Moreover, to adjust our behaviors, adaptation can also mean modifying our infrastructures to cope with climate change. For example, in densely populated cities, we can use green architecture or plant trees for people and wildlife.

To help prepare communities for extreme weather, we also need essential public services, such as electricity, telecommunications and water lines, to be resilient to extreme weather. We could take a lesson from Odette and avoid flipping utility polls by investing in underground power lines. This would ensure that power could be restored to other critical utilities like water and communications needed for disaster response and coordination.

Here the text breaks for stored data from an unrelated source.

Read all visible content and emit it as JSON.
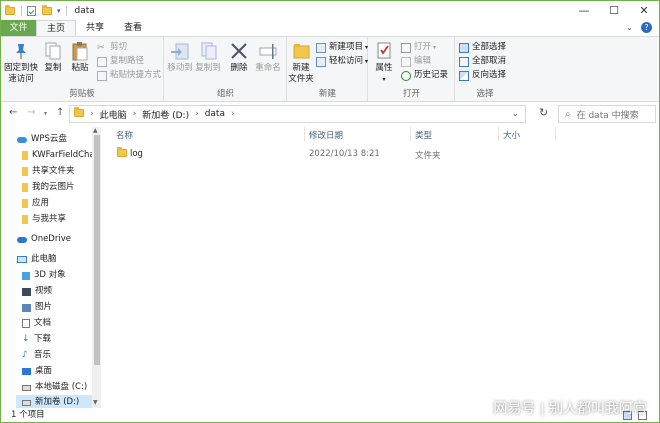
{
  "window": {
    "title": "data"
  },
  "controls": {
    "minimize": "—",
    "maximize": "☐",
    "close": "✕"
  },
  "tabs": [
    {
      "label": "文件"
    },
    {
      "label": "主页"
    },
    {
      "label": "共享"
    },
    {
      "label": "查看"
    }
  ],
  "ribbon": {
    "clipboard": {
      "pin": "固定到快\n速访问",
      "copy": "复制",
      "paste": "粘贴",
      "cut": "剪切",
      "copy_path": "复制路径",
      "paste_shortcut": "粘贴快捷方式",
      "label": "剪贴板"
    },
    "organize": {
      "move_to": "移动到",
      "copy_to": "复制到",
      "delete": "删除",
      "rename": "重命名",
      "label": "组织"
    },
    "new": {
      "new_folder": "新建\n文件夹",
      "new_item": "新建项目",
      "easy_access": "轻松访问",
      "label": "新建"
    },
    "open": {
      "properties": "属性",
      "open": "打开",
      "edit": "编辑",
      "history": "历史记录",
      "label": "打开"
    },
    "select": {
      "select_all": "全部选择",
      "select_none": "全部取消",
      "invert": "反向选择",
      "label": "选择"
    }
  },
  "address": {
    "crumbs": [
      "此电脑",
      "新加卷 (D:)",
      "data"
    ],
    "search_placeholder": "在 data 中搜索"
  },
  "nav": {
    "items": [
      {
        "label": "WPS云盘"
      },
      {
        "label": "KWFarFieldCha"
      },
      {
        "label": "共享文件夹"
      },
      {
        "label": "我的云图片"
      },
      {
        "label": "应用"
      },
      {
        "label": "与我共享"
      },
      {
        "label": "OneDrive"
      },
      {
        "label": "此电脑"
      },
      {
        "label": "3D 对象"
      },
      {
        "label": "视频"
      },
      {
        "label": "图片"
      },
      {
        "label": "文档"
      },
      {
        "label": "下载"
      },
      {
        "label": "音乐"
      },
      {
        "label": "桌面"
      },
      {
        "label": "本地磁盘 (C:)"
      },
      {
        "label": "新加卷 (D:)"
      }
    ]
  },
  "columns": {
    "name": "名称",
    "modified": "修改日期",
    "type": "类型",
    "size": "大小"
  },
  "files": [
    {
      "name": "log",
      "modified": "2022/10/13 8:21",
      "type": "文件夹",
      "size": ""
    }
  ],
  "status": {
    "count": "1 个项目"
  },
  "watermark": {
    "text": "网易号 | 别人都叫我阿宫"
  }
}
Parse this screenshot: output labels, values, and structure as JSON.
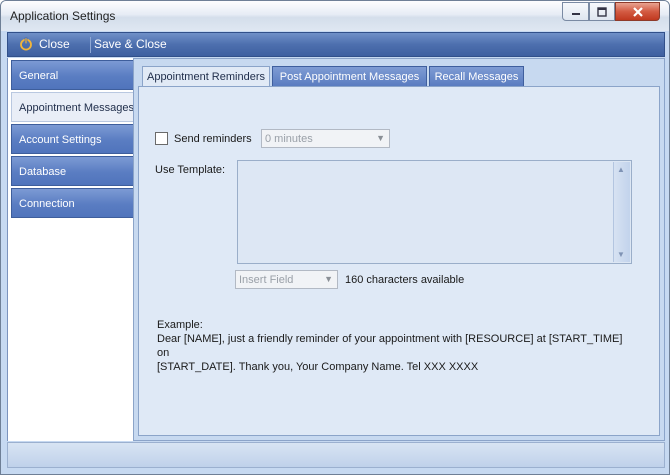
{
  "window": {
    "title": "Application Settings"
  },
  "window_controls": [
    "minimize-icon",
    "maximize-icon",
    "close-icon"
  ],
  "toolbar": {
    "close_label": "Close",
    "save_close_label": "Save & Close"
  },
  "sidebar": {
    "items": [
      {
        "label": "General",
        "active": false
      },
      {
        "label": "Appointment Messages",
        "active": true
      },
      {
        "label": "Account Settings",
        "active": false
      },
      {
        "label": "Database",
        "active": false
      },
      {
        "label": "Connection",
        "active": false
      }
    ]
  },
  "tabs": [
    {
      "label": "Appointment Reminders",
      "active": true
    },
    {
      "label": "Post Appointment Messages",
      "active": false
    },
    {
      "label": "Recall Messages",
      "active": false
    }
  ],
  "reminders": {
    "send_label": "Send reminders",
    "send_checked": false,
    "interval_value": "0 minutes",
    "template_label": "Use Template:",
    "template_value": "",
    "insert_field_value": "Insert Field",
    "chars_available": "160 characters available",
    "example_heading": "Example:",
    "example_line1": "Dear [NAME], just a friendly reminder of your appointment with [RESOURCE] at [START_TIME] on",
    "example_line2": "[START_DATE].  Thank you,  Your Company Name. Tel XXX XXXX"
  },
  "colors": {
    "toolbar_blue": "#4d6fae",
    "content_bg": "#c7d9f0",
    "close_red": "#c0391f"
  }
}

Cities, in particular, must also take full advantage of digital tools that contribute to climate adaptation. There is a ton of information and data available that local governments can leverage to make decisions about building urban resilience and climate adaptation. For example, leveraging technology, like the Liveable Cities Lab’s Big Data Dashboard, also provides LGUs with the data and means to engage in a more responsive way can engage stakeholders effectively.

These examples of effective adaptation to climate change suggest that there is still a glimmer of hope that we are still limiting the severity of its impact. However, the IPCC report states that the effectiveness of available adaptation options decreases with each increase in warming.

This means that minor, reactive or incremental changes will not suffice. Instead, urgent, more ambitious and accelerated action is needed, and alongside rapid and deep reductions in greenhouse gas emissions.

Reshaping the behavior of society is much easier said than done. But what this IPCC report did is very clear that climate change is happening faster than expected, but there are things we can do to stop it. The problem is that we think we have the time, but we don’t.

Paco A. Pangalangan is the executive director of the Stratbase ADR Institute think tank.